When the first Halloween was released in 1978, not only did the film become the cutting edge of horror, it also introduced actress Jamie Lee Curtis as a powerful leading lady at the young age of 19. The film was just the beginning for Curtis, who has since seen a sustainable acting career including memorable roles in True Lies, A Fish Called Wanda and Freaky Friday. Everything goes back to Halloween for her, now quite literally as she stars again as Laurie Strode in a movie that's been given the same exact title. For Curtis, returning to her most iconic role was a lot more emotional than she thought it be. In her words:
I started crying the day I arrived. I didn't stop crying until the day I left. I didn't expect it. I knew [Laurie] would be fierce, I knew she'd be galvanized, I knew I'd be tired, I knew I would work hard. I did not know that it would move me so deeply, the whole experience of the movie. It took me a good month [to recover].

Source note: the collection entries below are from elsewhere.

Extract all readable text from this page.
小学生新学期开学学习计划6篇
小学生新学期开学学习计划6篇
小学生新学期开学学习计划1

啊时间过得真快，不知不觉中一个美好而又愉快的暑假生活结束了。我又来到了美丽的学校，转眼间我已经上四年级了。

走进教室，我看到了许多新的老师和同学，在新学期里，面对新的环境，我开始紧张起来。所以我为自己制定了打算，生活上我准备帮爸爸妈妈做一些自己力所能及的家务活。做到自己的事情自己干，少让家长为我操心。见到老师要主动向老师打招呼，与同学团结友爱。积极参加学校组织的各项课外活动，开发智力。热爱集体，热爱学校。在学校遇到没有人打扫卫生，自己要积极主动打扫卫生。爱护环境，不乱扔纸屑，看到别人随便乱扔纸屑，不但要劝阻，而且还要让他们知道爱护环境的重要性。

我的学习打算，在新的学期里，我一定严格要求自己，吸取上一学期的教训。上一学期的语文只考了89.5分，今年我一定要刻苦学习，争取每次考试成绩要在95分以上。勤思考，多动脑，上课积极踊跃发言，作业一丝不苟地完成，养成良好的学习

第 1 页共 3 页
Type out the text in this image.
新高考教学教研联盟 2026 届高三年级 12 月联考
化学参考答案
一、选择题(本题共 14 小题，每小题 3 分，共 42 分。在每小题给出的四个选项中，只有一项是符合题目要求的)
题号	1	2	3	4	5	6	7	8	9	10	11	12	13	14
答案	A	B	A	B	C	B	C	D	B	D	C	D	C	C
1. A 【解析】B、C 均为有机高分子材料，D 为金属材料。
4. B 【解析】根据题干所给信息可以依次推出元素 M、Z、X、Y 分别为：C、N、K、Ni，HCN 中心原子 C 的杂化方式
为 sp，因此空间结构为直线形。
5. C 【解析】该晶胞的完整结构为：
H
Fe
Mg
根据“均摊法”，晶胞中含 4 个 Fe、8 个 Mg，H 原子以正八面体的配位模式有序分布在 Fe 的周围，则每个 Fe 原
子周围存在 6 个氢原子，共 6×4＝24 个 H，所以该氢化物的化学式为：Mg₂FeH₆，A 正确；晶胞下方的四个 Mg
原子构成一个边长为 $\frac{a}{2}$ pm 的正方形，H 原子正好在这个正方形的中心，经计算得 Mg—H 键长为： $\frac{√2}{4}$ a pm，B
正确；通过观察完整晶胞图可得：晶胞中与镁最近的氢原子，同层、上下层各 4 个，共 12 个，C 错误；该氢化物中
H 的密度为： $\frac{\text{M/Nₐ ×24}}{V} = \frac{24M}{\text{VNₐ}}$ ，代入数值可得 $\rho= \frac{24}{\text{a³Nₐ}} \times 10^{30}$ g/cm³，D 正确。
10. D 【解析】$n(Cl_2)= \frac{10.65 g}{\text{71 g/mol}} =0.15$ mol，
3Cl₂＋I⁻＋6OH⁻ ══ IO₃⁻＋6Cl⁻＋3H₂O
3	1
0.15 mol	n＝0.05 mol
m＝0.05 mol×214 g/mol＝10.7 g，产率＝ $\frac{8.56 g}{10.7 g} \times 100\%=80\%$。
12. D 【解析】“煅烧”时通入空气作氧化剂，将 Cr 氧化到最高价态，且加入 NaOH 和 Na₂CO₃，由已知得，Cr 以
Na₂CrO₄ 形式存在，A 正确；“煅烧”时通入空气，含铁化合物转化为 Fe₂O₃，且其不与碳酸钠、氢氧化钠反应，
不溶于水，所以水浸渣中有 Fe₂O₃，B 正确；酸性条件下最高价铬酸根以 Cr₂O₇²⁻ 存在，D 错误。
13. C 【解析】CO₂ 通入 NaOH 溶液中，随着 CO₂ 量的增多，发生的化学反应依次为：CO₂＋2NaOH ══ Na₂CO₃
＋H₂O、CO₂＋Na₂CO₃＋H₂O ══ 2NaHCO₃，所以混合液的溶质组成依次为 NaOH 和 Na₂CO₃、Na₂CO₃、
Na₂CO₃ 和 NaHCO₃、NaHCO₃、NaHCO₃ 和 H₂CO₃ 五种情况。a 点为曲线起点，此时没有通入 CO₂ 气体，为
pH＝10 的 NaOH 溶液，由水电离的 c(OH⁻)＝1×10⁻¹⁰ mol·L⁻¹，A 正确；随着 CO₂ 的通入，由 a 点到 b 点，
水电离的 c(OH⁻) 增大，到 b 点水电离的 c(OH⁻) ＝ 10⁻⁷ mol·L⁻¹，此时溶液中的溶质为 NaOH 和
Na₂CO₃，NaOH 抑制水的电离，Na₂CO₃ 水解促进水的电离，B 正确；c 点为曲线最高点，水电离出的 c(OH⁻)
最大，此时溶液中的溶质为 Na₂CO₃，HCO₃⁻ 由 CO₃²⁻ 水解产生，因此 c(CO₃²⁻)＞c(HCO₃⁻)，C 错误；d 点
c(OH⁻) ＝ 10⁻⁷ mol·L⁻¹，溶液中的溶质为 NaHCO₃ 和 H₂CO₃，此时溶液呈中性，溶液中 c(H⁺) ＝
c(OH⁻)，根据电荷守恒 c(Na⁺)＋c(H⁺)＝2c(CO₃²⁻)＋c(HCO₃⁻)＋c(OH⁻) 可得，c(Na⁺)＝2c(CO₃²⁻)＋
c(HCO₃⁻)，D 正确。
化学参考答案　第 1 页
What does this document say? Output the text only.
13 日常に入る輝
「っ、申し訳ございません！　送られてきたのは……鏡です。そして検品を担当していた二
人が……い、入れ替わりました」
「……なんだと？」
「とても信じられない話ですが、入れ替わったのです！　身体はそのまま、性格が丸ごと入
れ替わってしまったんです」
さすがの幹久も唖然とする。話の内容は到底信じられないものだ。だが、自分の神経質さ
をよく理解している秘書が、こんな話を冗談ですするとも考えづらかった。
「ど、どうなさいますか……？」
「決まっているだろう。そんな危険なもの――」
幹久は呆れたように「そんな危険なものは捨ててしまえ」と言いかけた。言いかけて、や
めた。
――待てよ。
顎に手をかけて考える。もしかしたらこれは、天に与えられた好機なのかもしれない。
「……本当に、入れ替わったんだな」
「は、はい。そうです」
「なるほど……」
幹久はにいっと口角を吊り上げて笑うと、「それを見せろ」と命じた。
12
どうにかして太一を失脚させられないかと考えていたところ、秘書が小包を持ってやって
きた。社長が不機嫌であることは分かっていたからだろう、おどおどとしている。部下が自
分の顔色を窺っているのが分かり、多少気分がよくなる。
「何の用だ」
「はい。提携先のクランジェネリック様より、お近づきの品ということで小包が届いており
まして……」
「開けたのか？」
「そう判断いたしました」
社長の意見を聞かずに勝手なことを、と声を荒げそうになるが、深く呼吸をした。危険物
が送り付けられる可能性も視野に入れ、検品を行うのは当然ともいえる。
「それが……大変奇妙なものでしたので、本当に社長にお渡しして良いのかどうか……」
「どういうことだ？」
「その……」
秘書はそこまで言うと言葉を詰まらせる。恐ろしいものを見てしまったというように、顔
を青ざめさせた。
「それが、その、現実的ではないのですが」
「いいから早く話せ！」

This certainly isn't the first time Jamie Lee Curtis has returned to the Halloween franchise. She has appeared as Laurie Strode in three other films continuing the reign of terror of Michael Myers. However, the new Halloween ignores all the other sequels, making it a clean slate and direct revenge story between Laurie and the boogieman who has tormented her since her close brush with death as a teen. After the original confrontation with Michael Myers in 1978, Curtis did come back for some sequels, but didn't think she'd ever return for another one-- especially considering the diminishing quality of the franchise.
In the Entertainment Weekly interview, Jamie Lee Curtis explained what brought her back to Halloween was the incredibly human story the filmmakers had for Laurie Strode this time around. She's a walking example of PTSD, who has been obsessed with the thought of Michael Myers' return. When he does in the upcoming Halloween, Laurie is a trained, combat-ready, badass grandma who is ready to take on the ruthless killer. As it will be moving for audiences to see the iconic character fight back, it was also emotional for Curtis. She had emotional support from the crew on set, who at one point wore name tags reading "We are Laurie Strode" to show solidarity with her and her character's journey.